Projects - Disease Control Virus Indexing CONTROLViruses are major constraints to banana production worldwide. Several economically important viruses, including Banana bunchy top virus (BBTV), Banana bract mosaic virus (BBrMV), and a number of recognised badnaviruses infect bananas. As part of a Bill and Melinda Gates Foundation Grand Challenges in Global Health project to improve the micronutrient content of banana we are working to develop a diagnostic capacity for banana virus-indexing in East Africa. Together with project partners in Uganda, Kenya and Tanzania we have developed indexing protocols for a number of viruses, including a novel rolling-circle amplification-based assay for the detection of badnaviruses. A major focus of the project is the establishment of indexing centres in each country with the capacity to undertake banana virus diagnostics. Additional activities include surveying widely in these countries to investigate the occurrence of viruses in banana, validate diagnostic tests on local virus isolates and characterise new virus isolates/species. The capacity to undertake virus indexing within East Africa will allow access to certified virus-indexed germplasm within the region and strengthen measures to control virus diseases in banana.

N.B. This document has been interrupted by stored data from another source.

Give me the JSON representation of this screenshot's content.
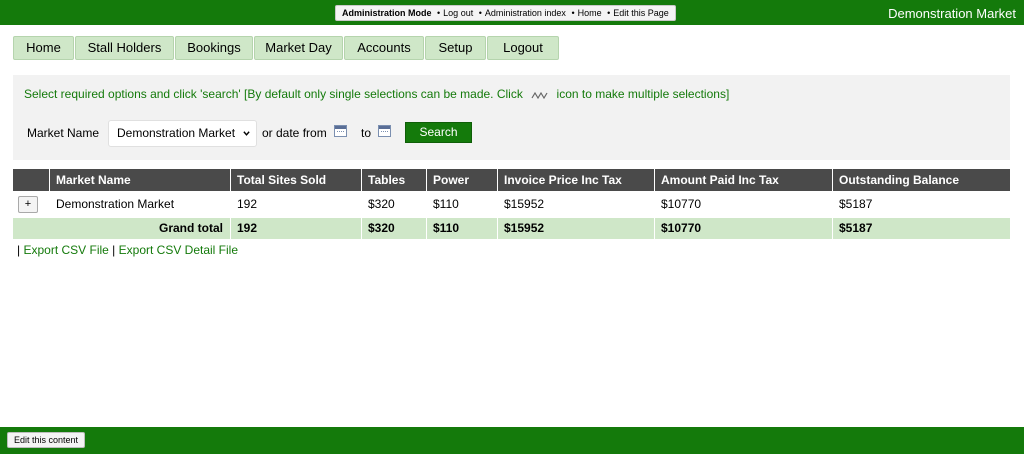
{
  "header": {
    "admin_mode": "Administration Mode",
    "links": [
      "Log out",
      "Administration index",
      "Home",
      "Edit this Page"
    ],
    "separator": "•",
    "site_name": "Demonstration Market"
  },
  "nav": {
    "tabs": [
      "Home",
      "Stall Holders",
      "Bookings",
      "Market Day",
      "Accounts",
      "Setup",
      "Logout"
    ]
  },
  "filters": {
    "hint_before": "Select required options and click 'search' [By default only single selections can be made. Click",
    "hint_after": "icon to make multiple selections]",
    "market_label": "Market Name",
    "market_value": "Demonstration Market",
    "date_from_label": "or date from",
    "to_label": "to",
    "search_label": "Search"
  },
  "table": {
    "headers": [
      "",
      "Market Name",
      "Total Sites Sold",
      "Tables",
      "Power",
      "Invoice Price Inc Tax",
      "Amount Paid Inc Tax",
      "Outstanding Balance"
    ],
    "rows": [
      {
        "expand": "+",
        "market": "Demonstration Market",
        "sites": "192",
        "tables": "$320",
        "power": "$110",
        "invoice": "$15952",
        "paid": "$10770",
        "balance": "$5187"
      }
    ],
    "total": {
      "label": "Grand total",
      "sites": "192",
      "tables": "$320",
      "power": "$110",
      "invoice": "$15952",
      "paid": "$10770",
      "balance": "$5187"
    }
  },
  "exports": {
    "separator": "|",
    "csv": "Export CSV File",
    "csv_detail": "Export CSV Detail File"
  },
  "footer": {
    "edit_label": "Edit this content"
  },
  "colors": {
    "brand_green": "#147a0b",
    "tab_green": "#cfe7c8",
    "header_dark": "#4a4a4a",
    "panel_grey": "#f2f2f2"
  }
}
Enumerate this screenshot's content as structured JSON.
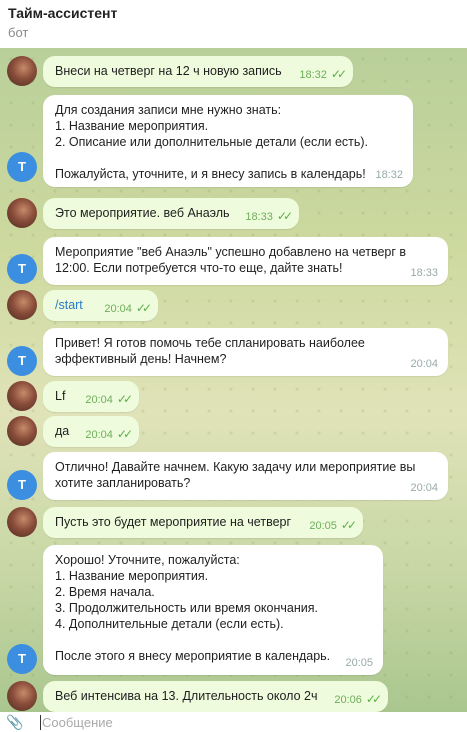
{
  "header": {
    "title": "Тайм-ассистент",
    "subtitle": "бот"
  },
  "bot_avatar_letter": "T",
  "messages": [
    {
      "sender": "user",
      "lines": [
        "Внеси на четверг на 12 ч новую запись"
      ],
      "time": "18:32"
    },
    {
      "sender": "bot",
      "lines": [
        "Для создания записи мне нужно знать:",
        "1. Название мероприятия.",
        "2. Описание или дополнительные детали (если есть).",
        "",
        "Пожалуйста, уточните, и я внесу запись в календарь!"
      ],
      "time": "18:32"
    },
    {
      "sender": "user",
      "lines": [
        "Это мероприятие. веб Анаэль"
      ],
      "time": "18:33"
    },
    {
      "sender": "bot",
      "lines": [
        "Мероприятие \"веб Анаэль\" успешно добавлено на четверг в",
        "12:00. Если потребуется что-то еще, дайте знать!"
      ],
      "time": "18:33"
    },
    {
      "sender": "user",
      "lines": [
        "/start"
      ],
      "time": "20:04",
      "is_command": true
    },
    {
      "sender": "bot",
      "lines": [
        "Привет! Я готов помочь тебе спланировать наиболее",
        "эффективный день! Начнем?"
      ],
      "time": "20:04"
    },
    {
      "sender": "user",
      "lines": [
        "Lf"
      ],
      "time": "20:04"
    },
    {
      "sender": "user",
      "lines": [
        "да"
      ],
      "time": "20:04"
    },
    {
      "sender": "bot",
      "lines": [
        "Отлично! Давайте начнем. Какую задачу или мероприятие вы",
        "хотите запланировать?"
      ],
      "time": "20:04"
    },
    {
      "sender": "user",
      "lines": [
        "Пусть это будет мероприятие на четверг"
      ],
      "time": "20:05"
    },
    {
      "sender": "bot",
      "lines": [
        "Хорошо! Уточните, пожалуйста:",
        "1. Название мероприятия.",
        "2. Время начала.",
        "3. Продолжительность или время окончания.",
        "4. Дополнительные детали (если есть).",
        "",
        "После этого я внесу мероприятие в календарь."
      ],
      "time": "20:05"
    },
    {
      "sender": "user",
      "lines": [
        "Веб интенсива на 13. Длительность около 2ч"
      ],
      "time": "20:06"
    }
  ],
  "input": {
    "placeholder": "Сообщение"
  },
  "colors": {
    "outgoing_bubble": "#eefbdc",
    "incoming_bubble": "#ffffff",
    "bot_avatar": "#3c8fe0",
    "check_marks": "#5cb04a"
  }
}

The vast majority of the bananas currently grown and consumed were not conventionally bred but are selections made over probably thousands of years from naturally occurring hybrids. Cultivated bananas are very nearly sterile and as a consequence are not propagated from seed but rather through vegetative propagation, primarily suckers as well as more recently micropropagated or tissue cultured bananas. These factors, very old selections, near sterility and vegetative propagation, mean that these bananas have not been genetically improved either for resistance or improved quality and are becoming increasing in affected by serious pests and diseases.